Freqüentemente, nas abordagens de tais campos disciplinares, os indivíduos e

grupos sociais aparecem experienciando a vida urbana de formas diferenciadas,

hierárquica e economicamente distintos, sendo que poucos são os portadores de capital,

e a maioria fornecedora da força de trabalho.

A população urbana no Brasil ocupa desigualmente os espaços em cidades

industriais reguladas por ritmos de crescimento desordenados, sobre as quais se

debruçam planos diretores e políticas públicas urbanas embriagadas do ideal

progressista e de modernização, indiferentes e distanciados da própria tradição da trama

da vida urbana à qual pertencem as cidades latino-americanas.

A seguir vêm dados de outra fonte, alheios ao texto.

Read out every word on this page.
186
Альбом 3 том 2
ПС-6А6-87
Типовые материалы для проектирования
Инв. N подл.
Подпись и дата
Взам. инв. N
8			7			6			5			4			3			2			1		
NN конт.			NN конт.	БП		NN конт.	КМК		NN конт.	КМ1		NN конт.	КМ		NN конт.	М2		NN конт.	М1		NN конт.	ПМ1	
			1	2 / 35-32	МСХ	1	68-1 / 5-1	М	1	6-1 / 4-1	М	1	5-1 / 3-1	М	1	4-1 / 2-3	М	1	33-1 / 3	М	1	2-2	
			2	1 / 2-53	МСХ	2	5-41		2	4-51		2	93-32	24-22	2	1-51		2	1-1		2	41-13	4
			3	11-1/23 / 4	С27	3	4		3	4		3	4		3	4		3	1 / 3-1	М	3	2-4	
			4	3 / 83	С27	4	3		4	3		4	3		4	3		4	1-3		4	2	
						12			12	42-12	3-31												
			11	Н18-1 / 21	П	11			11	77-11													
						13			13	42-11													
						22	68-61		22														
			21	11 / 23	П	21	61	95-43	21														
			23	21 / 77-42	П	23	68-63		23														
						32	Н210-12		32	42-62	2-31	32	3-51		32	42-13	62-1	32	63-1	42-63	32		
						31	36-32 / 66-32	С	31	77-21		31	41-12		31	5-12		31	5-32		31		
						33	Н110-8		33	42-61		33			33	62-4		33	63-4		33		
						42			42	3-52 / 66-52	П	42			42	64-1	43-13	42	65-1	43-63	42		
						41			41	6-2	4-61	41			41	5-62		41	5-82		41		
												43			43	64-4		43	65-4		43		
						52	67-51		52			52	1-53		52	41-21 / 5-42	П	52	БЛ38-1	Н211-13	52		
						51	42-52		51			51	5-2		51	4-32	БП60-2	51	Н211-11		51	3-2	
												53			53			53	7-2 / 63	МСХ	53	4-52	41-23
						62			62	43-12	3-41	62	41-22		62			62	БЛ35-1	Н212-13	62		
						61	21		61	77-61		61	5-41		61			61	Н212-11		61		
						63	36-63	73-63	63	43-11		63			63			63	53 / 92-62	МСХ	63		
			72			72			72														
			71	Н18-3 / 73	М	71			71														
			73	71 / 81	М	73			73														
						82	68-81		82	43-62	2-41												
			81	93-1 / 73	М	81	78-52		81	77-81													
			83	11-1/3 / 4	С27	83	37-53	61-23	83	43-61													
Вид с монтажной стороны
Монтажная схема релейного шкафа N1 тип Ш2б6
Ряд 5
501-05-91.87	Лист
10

O ritmo da dinâmica e da expansão urbana das grandes metrópoles brasileiras

aparece de forma alucinante e autofágica. Por um lado, a Cidade tem que responder aos

processos incessantes de absorção de grupos sociais que elevam a densidade

demográfica a índices alarmantes a partir de fluxos migratórios (campo/cidade), por

outro, para crescer, a Cidade é destruída, demolindo-se antigas referências espaciais de

seus antigos moradores. Na busca da ampliação dos equipamentos urbanos,

desintegram-se redes sociais e sentimentos de pertencimento (vizinhança, bairro, etc).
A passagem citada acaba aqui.